Accountability is Seeping into the System
Benji Shulman
– December 13, 2025
7 min read

As readers of The Common Sense prepare physically or mentally to head off to their summer holiday destinations, I want to take a moment to draw attention to several stories from South Africa over the last 12 to 18 months that merit reflection.
In no particular order:
- The minister of education was fired after an uproar over her filling Sector Education and Training Authority (SETA) posts with ANC-aligned officials and their family members. You can count on one hand the number of ministers this ever happened to in South Africa.
- A proposed two percentage point VAT increase was rejected, forcing the budget to be renegotiated.
- The African National Congress (ANC) in Johannesburg quietly dropped its plan to rename Sandton Drive after Palestinian terror hijacker and ally Leila Khaled.
- A parliamentary inquiry was launched into maladministration at the Road Accident Fund. When the CEO failed to appear, a process was initiated to lay criminal charges against him. This would be a parliamentary first.
- Visa-free entry for Palestinians, including Hamas leaders, was revoked.
- A directive is being finalised to relax black economic empowerment requirements in the telecommunications sector.
- A committee has been tasked with investigating allegations made by a KwaZulu-Natal Provincial Commissioner, in addition to a commission of inquiry set up by the president. The Minister of Police has been suspended pending the outcomes.
- The Parliamentary Committee on Sport, Arts, and Culture aggressively grilled both the minister, the South African Football Association, and other sports bodies over how funding is being allocated and spent.
- A decision to dissolve the Makana Local Municipality for maladministration has been submitted to the National Council of Provinces.
- Transnet announced it will allow private firms to operate trains on its freight rail network.
- A Member of Parliament from the uMkhonto weSizwe Party (MK) resigned after revelations that she had facilitated men to fight in the Russia-Ukraine war.
These are just some examples, some more consequential than others, of news stories that reflect an emerging trend, and I would argue that what we are seeing is the strengthening of accountability in South Africa.
This accountability shift is not being driven by a new law or a commission or a pledge drive. Rather, it is substantially a phenomenon brought on by the ANC’s loss of its parliamentary majority in May 2024.
For the purposes of this discussion, I define accountability as actions taken by political actors in response to pressure arising from the democratic process.
Of course, South Africa has always had some form of accountability. Even under the police state of the National Party era, there was at least some degree of political response. After 1994, a much broader democratic space opened up, allowing far more actors to hold the government and institutions to account.

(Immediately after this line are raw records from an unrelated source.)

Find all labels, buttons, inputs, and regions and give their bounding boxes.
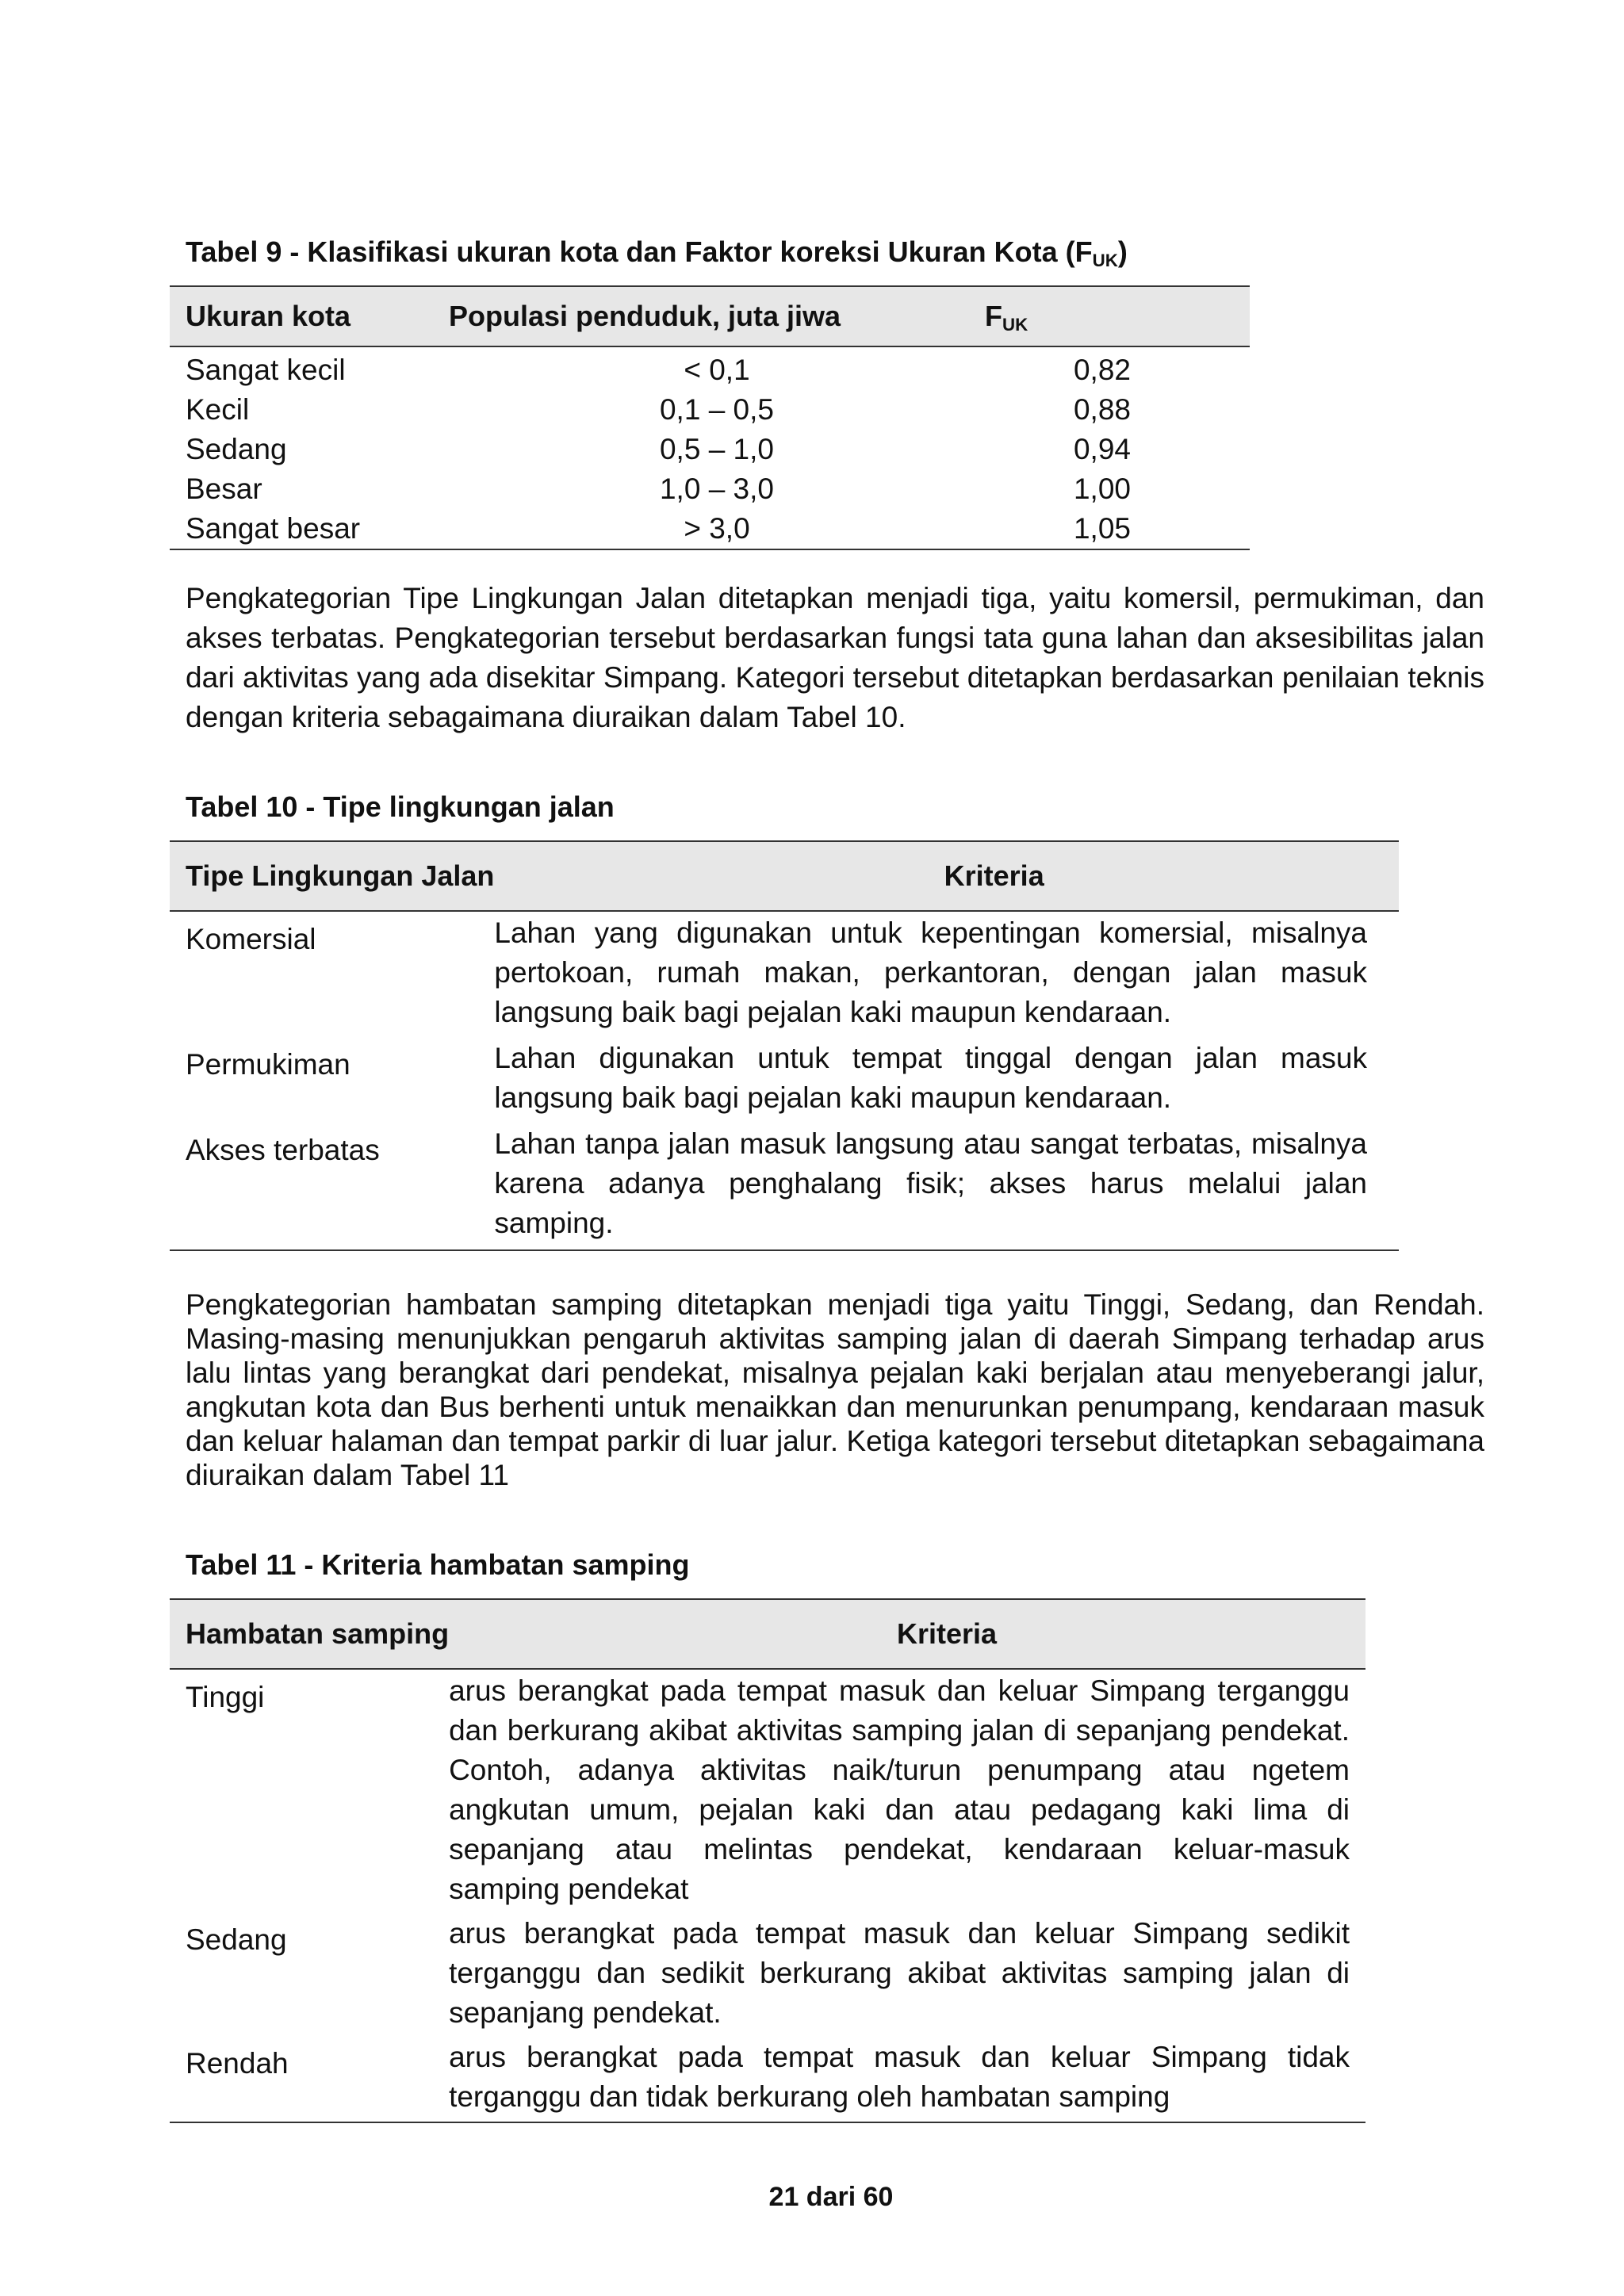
table10-cell-criteria: Lahan digunakan untuk tempat tinggal dengan jalan masuk langsung baik bagi pejalan kaki maupun kendaraan. xyxy=(494,1042,1367,1114)
table10-header-row xyxy=(170,841,1399,911)
table11-side-friction xyxy=(170,1598,1365,2123)
paragraph-side-friction: Pengkategorian hambatan samping ditetapkan menjadi tiga yaitu Tinggi, Sedang, dan Rendah. Masing-masing menunjukkan pengaruh aktivitas samping jalan di daerah Simpang terhadap arus lalu lintas yang berangkat dari pendekat, misalnya pejalan kaki berjalan atau menyeberangi jalur, angkutan kota dan Bus berhenti untuk menaikkan dan menurunkan penumpang, kendaraan masuk dan keluar halaman dan tempat parkir di luar jalur. Ketiga kategori tersebut ditetapkan sebagaimana diuraikan dalam Tabel 11 xyxy=(186,1288,1484,1491)
table9-cell-fuk: 1,00 xyxy=(1073,473,1131,505)
table9-cell-size: Sedang xyxy=(186,433,287,465)
table9-header-size: Ukuran kota xyxy=(170,286,449,346)
table9-cell-size: Kecil xyxy=(186,393,250,426)
table10-cell-type: Komersial xyxy=(186,923,316,955)
table9-header-fuk xyxy=(985,286,1250,346)
table-row xyxy=(170,346,1250,390)
table9-city-size xyxy=(170,285,1250,550)
table10-cell-criteria: Lahan yang digunakan untuk kepentingan komersial, misalnya pertokoan, rumah makan, perkantoran, dengan jalan masuk langsung baik bagi pejalan kaki maupun kendaraan. xyxy=(494,916,1367,1028)
table-row xyxy=(170,469,1250,509)
table11-cell-level: Sedang xyxy=(186,1923,287,1956)
table9-caption-end: ) xyxy=(1117,235,1128,268)
table11-cell-criteria: arus berangkat pada tempat masuk dan keluar Simpang sedikit terganggu dan sedikit berkurang akibat aktivitas samping jalan di sepanjang pendekat. xyxy=(449,1917,1350,2029)
table-row xyxy=(170,430,1250,469)
table9-cell-fuk: 0,88 xyxy=(1073,393,1131,426)
table9-cell-fuk: 0,82 xyxy=(1073,354,1131,386)
table10-cell-type: Akses terbatas xyxy=(170,1124,494,1250)
table9-header-fuk-main: F xyxy=(985,300,1002,332)
table-row xyxy=(170,911,1399,1039)
table9-cell-size: Sangat kecil xyxy=(186,354,346,386)
table10-caption: Tabel 10 - Tipe lingkungan jalan xyxy=(186,790,615,823)
table-row xyxy=(170,1669,1365,1914)
table10-header-type: Tipe Lingkungan Jalan xyxy=(170,841,494,911)
table11-cell-level: Tinggi xyxy=(186,1681,265,1713)
table-row xyxy=(170,509,1250,549)
table9-caption xyxy=(186,235,1128,270)
table11-header-row xyxy=(170,1599,1365,1669)
table9-caption-subscript: UK xyxy=(1092,251,1118,271)
table9-cell-size: Sangat besar xyxy=(170,509,449,549)
table10-header-criteria: Kriteria xyxy=(494,841,1399,911)
table-row xyxy=(170,1914,1365,2038)
table-row xyxy=(170,390,1250,430)
table9-cell-population: 0,1 – 0,5 xyxy=(659,393,774,426)
table9-cell-fuk: 0,94 xyxy=(1073,433,1131,465)
table9-cell-population: > 3,0 xyxy=(449,509,985,549)
table11-header-criteria: Kriteria xyxy=(449,1599,1365,1669)
table9-caption-text: Tabel 9 - Klasifikasi ukuran kota dan Faktor koreksi Ukuran Kota (F xyxy=(186,235,1093,268)
table11-cell-criteria: arus berangkat pada tempat masuk dan keluar Simpang tidak terganggu dan tidak berkurang oleh hambatan samping xyxy=(449,2038,1365,2122)
table9-cell-fuk: 1,05 xyxy=(985,509,1250,549)
table10-cell-type: Permukiman xyxy=(186,1048,350,1081)
table11-cell-criteria: arus berangkat pada tempat masuk dan keluar Simpang terganggu dan berkurang akibat aktivitas samping jalan di sepanjang pendekat. Contoh, adanya aktivitas naik/turun penumpang atau ngetem angkutan umum, pejalan kaki dan atau pedagang kaki lima di sepanjang atau melintas pendekat, kendaraan keluar-masuk samping pendekat xyxy=(449,1674,1350,1905)
table-row xyxy=(170,2038,1365,2122)
table9-header-population: Populasi penduduk, juta jiwa xyxy=(449,286,985,346)
table9-cell-size: Besar xyxy=(186,473,262,505)
table9-cell-population: 1,0 – 3,0 xyxy=(659,473,774,505)
table10-cell-criteria: Lahan tanpa jalan masuk langsung atau sangat terbatas, misalnya karena adanya penghalang fisik; akses harus melalui jalan samping. xyxy=(494,1124,1399,1250)
table9-cell-population: 0,5 – 1,0 xyxy=(659,433,774,465)
table-row xyxy=(170,1124,1399,1250)
table11-header-level: Hambatan samping xyxy=(170,1599,449,1669)
table-row xyxy=(170,1039,1399,1124)
table11-caption: Tabel 11 - Kriteria hambatan samping xyxy=(186,1548,690,1581)
page-number: 21 dari 60 xyxy=(768,2182,894,2212)
table9-header-row xyxy=(170,286,1250,346)
table11-cell-level: Rendah xyxy=(170,2038,449,2122)
table10-road-environment xyxy=(170,840,1399,1251)
table9-cell-population: < 0,1 xyxy=(684,354,750,386)
table9-header-fuk-sub: UK xyxy=(1002,315,1028,335)
paragraph-road-environment: Pengkategorian Tipe Lingkungan Jalan ditetapkan menjadi tiga, yaitu komersil, permukiman, dan akses terbatas. Pengkategorian tersebut berdasarkan fungsi tata guna lahan dan aksesibilitas jalan dari aktivitas yang ada disekitar Simpang. Kategori tersebut ditetapkan berdasarkan penilaian teknis dengan kriteria sebagaimana diuraikan dalam Tabel 10. xyxy=(186,582,1484,733)
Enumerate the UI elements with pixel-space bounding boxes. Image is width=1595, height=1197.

However, this space was limited in practice by the ANC’s overwhelming parliamentary majority, which largely prevented meaningful interrogation of executive decisions. This left only the media, a small opposition, and the judiciary as the primary checks on continuous government overreach.
Shifted
The 2024 elections shifted this dynamic, opening up genuine space to scrutinise government actions and, with it, altering the political culture of the country in ways we are only now beginning to appreciate.
This is a welcome change but before anyone becomes overly enthusiastic, it is important to clarify what accountability is and what it is not.
Accountability is not the same as reform. Reform is a deliberate programme to change the structure or functioning of government. South Africa needs reform, especially economic reform, and that has not yet occurred.
Accountability is also value neutral. It does not inherently lead to positive outcomes. For example, when the minister of education was fired, she was replaced by a deputy who promptly attempted to re-enact the same kinds of appointments for which his predecessor had been dismissed. The pressure of political patronage simply proved too strong.
Still, for those who seek reform and improved political behaviour, an era of increased accountability is vastly preferable to the environment of near-total impunity that has dominated the last 30 years. There is reason to believe that we are witnessing the start of a longer-term trend in which the ANC continues to lose power in future election cycles, diluting its ability to shape national and local conversations unilaterally.
Radicalise
Some fear that such a loss of power will radicalise the ANC and allow it to work with parties further to the left. That risk does exist. However, recent parliamentary debates have shown that party lines are already becoming more fluid.
In the Road Accident Fund inquiry, ANC MPs sided with the Democratic Alliance (DA) in pursuing criminal charges against the CEO, something opposed by the Economic Freedom Fighters (EFF) and MK. In the budget debate, both the EFF and the DA rejected the ANC’s proposed VAT increase. Under the right conditions, the ANC could moderate itself in response to election losses and be more open to new approaches.
In 2026, South Africa will hold local government elections, creating further opportunities to push for reform and increased accountability, particularly in the larger metros. This will be an opportunity that all who care about the country’s future should seize.